MEDAN- Indikasi penyelewengan dana APBD Sumatera Utara kembali mengemuka. Ada dugaan penyelewengan dana bantuan ke Universitas Sumatera Utara (USU) senilai Rp9,7 miliar dari jumlah seharusnya Rp18,5  miliar. Dana bantuan itu berada di pos Biro Keuangan dan Biro Bantuan Sosial (Bansos) Provsu.

Dugaan penyelewengan dana APBD ini terungkap saat Komisi E DPRD Sumut melakukan rapat kerja (Raker) dengan pihak USU, di gedung dewan, kemarin (21/3). Anggota Komisi E, Richard Eddy M Lingga mempertanyakan dana APBD yang diterima USU pada 2010 dan 2011 kepada Rektor USU Syahril Pasaribu.

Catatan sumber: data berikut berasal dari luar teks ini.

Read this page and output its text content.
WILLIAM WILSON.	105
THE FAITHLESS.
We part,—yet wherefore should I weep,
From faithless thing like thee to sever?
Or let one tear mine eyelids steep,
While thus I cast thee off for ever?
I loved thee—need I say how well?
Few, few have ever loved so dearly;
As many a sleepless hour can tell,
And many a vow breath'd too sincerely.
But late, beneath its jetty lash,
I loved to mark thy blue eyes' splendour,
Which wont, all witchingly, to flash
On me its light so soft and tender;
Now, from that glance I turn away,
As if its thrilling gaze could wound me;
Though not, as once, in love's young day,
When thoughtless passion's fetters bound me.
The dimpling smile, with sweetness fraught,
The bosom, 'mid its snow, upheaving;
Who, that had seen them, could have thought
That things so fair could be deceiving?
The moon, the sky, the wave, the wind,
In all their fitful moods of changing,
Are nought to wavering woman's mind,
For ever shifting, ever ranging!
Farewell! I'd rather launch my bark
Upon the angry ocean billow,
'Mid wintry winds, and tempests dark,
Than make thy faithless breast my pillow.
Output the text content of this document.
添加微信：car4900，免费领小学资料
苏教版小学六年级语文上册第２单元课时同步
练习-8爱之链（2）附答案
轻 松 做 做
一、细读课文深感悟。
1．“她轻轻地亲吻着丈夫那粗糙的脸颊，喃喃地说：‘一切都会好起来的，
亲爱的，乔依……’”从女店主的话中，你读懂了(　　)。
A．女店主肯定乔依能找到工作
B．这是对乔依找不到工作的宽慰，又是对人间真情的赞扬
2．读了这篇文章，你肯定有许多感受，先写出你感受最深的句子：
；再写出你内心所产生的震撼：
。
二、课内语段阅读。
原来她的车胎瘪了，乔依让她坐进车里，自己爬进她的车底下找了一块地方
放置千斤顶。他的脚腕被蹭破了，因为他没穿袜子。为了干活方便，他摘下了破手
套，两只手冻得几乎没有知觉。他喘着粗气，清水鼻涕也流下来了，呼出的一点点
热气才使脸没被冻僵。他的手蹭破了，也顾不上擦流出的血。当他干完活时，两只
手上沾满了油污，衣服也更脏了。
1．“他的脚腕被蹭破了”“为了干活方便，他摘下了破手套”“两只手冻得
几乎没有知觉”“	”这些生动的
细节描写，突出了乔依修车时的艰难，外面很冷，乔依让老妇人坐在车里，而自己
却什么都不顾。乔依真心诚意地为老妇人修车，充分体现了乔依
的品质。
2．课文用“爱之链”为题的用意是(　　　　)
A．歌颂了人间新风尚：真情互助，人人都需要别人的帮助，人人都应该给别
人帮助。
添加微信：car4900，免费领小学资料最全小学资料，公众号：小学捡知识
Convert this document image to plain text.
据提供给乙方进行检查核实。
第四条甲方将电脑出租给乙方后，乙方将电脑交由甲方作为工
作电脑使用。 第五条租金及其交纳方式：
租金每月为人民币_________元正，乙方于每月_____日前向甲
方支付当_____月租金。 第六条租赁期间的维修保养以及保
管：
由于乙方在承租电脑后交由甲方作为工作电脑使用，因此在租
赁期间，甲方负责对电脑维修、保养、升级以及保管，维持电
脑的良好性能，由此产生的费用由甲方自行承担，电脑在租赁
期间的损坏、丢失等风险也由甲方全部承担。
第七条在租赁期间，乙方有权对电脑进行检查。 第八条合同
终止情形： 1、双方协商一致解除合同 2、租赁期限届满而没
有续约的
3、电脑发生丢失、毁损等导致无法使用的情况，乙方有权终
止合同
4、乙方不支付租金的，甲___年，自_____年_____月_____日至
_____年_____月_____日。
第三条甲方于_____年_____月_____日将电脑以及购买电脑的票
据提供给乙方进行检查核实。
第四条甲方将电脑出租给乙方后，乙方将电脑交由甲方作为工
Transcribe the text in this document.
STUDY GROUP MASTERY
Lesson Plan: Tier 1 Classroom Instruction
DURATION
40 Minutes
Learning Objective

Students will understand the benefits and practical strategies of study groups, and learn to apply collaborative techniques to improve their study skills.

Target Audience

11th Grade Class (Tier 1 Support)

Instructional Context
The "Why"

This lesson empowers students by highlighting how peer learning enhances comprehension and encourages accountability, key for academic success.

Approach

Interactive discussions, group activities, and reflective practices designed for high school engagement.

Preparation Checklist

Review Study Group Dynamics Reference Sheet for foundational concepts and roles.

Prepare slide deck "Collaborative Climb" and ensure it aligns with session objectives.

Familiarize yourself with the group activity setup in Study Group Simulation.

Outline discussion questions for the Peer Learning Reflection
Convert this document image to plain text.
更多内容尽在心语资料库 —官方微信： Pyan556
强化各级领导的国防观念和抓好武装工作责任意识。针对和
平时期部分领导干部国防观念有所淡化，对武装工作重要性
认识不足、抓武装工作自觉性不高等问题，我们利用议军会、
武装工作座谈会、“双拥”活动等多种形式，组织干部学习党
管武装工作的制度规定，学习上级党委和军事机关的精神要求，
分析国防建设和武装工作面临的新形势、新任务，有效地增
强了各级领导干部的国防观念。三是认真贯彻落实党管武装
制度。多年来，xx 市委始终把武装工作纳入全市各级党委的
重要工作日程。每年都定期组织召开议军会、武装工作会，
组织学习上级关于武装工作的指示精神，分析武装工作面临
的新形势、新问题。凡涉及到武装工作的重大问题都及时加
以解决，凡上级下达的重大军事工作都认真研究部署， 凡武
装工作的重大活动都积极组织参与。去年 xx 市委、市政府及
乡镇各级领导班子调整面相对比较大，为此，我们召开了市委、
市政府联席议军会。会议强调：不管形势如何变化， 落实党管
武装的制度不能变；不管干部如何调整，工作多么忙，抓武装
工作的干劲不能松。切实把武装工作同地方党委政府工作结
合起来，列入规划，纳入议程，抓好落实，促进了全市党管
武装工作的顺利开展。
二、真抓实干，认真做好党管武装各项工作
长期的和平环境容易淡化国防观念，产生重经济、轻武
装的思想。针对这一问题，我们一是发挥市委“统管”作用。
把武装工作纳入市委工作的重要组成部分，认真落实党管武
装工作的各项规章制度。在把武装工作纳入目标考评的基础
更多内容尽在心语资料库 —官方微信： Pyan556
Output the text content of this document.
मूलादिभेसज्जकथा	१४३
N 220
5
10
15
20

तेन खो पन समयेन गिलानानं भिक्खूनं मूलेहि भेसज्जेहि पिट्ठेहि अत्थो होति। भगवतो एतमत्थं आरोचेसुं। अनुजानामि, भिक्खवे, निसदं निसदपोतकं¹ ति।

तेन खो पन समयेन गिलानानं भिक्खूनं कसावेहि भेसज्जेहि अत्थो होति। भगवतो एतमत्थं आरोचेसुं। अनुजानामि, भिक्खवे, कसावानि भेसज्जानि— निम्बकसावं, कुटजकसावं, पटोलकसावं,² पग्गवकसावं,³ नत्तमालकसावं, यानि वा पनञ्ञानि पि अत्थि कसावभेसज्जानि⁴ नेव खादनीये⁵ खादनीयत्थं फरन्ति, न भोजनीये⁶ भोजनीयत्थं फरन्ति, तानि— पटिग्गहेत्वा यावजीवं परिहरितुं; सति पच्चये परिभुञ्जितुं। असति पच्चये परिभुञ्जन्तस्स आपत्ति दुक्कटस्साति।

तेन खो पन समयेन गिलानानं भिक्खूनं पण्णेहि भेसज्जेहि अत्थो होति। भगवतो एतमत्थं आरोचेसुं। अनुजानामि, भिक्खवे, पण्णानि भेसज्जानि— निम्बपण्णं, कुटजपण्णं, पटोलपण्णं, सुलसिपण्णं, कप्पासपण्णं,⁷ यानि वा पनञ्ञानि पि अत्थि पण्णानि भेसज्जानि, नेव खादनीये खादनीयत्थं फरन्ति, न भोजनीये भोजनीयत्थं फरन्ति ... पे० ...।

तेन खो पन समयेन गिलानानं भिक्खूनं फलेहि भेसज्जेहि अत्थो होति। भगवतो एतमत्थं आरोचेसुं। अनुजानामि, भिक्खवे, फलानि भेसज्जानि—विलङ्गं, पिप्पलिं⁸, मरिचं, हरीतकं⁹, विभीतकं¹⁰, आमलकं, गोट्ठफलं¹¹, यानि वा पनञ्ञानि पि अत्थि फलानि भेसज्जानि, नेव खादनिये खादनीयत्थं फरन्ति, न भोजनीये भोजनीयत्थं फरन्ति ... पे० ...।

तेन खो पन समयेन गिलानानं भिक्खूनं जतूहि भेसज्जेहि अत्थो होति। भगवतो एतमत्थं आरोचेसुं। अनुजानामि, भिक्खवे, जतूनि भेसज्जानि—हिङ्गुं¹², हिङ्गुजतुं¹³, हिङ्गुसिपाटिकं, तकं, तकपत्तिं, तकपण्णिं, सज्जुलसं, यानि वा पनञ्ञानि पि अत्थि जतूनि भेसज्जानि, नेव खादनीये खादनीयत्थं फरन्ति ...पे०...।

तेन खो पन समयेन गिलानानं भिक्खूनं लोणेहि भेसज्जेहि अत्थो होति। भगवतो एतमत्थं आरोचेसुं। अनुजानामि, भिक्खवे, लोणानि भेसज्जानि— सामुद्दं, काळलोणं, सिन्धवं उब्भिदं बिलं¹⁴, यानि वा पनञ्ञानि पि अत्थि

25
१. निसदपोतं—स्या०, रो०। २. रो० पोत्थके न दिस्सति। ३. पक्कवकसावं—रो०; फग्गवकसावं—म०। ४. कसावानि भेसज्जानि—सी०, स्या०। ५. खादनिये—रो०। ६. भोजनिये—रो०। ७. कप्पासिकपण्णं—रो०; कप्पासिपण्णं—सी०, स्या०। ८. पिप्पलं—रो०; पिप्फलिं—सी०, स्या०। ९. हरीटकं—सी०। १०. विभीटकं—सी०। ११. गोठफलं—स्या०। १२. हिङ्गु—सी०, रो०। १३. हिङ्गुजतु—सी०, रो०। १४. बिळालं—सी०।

“Saya dan teman-teman di Komisi E ingin mengetahui berapa dana APBD yang dialoksaikan kepada pihak USU,” tanya Richard.

Syahril mengaku tidak begitu memahami hal itu, dan mengalihkan pertanyaan kepada Pembantu Rektor II USU, Armansyah Ginting.

Perlahan Armansyah menjelaskan secara detil. Dikatakannya, dana APBD Pemrovsu yang seharusnya diterima USU di tahun 2010 sebesar Rp18,5 miliar. Jumlah itu untuk tiga item yakni, dana pembangunan fisik, pengadaan sarana penunjang dan beasiswa yang di dalamnya termasuk pula biaya belajar dosen USU. Pihak USU akhirnya hanya mendapatkan Rp8,8 miliar untuk item dana beasiswa. Itu pun, melalui perjuangan yang cukup melelahkan.
“Saya mengurus pencairannya sejak Juni 2010. Sempat dua hari berturut-turut, dari pagi sampai malam saya naik turun lantai II dan lantai III Kantor Gubsu di Biro Bansos dan Keuangan,” ungkapnya.

Beberapa bulan kemudian, Desember 2010, barulah pihak USU diundang membahas pencairan dana APBD untuk USU. Pertemuan itu dihadiri Kepala Biro Binsos Hasbullah Lubis, Kepala Biro Keuangan Muhammad Syafii serta Pelaksana Tugas Sekretaris Daerah (Plt Sekda) Provsu Hasiholan Silaen di Mess Pemprovsu Jalan T Daud.

Awalnya, Provsu akan memberi uang untuk dua item, pembangunan fisik dan pengadaan sarana penunjang. Namun pihak USU tidak bersedia menerimanya kalau item-item yang ada tidak lengkap. Setelah melalui perdebatan panjang, akhirnya pencairan yang disepakati adalah untuk dana beasiswa Rp8,8 miliar. Sementara dua item lainnya tidak cair.
“Waktu itu, Pak Hasiholan Silaen (mantan Plt Sekda, Red) sempat menyatakan, semua yang hadir itu harus menandatangani surat persetujuan. Jadi kalau nantinya ada persoalan di belakang hari, maka semua yang menandatangani persetujuan harus bertanggung jawab,” ungkapnya menirukan perkataan Hasiholan Silaen.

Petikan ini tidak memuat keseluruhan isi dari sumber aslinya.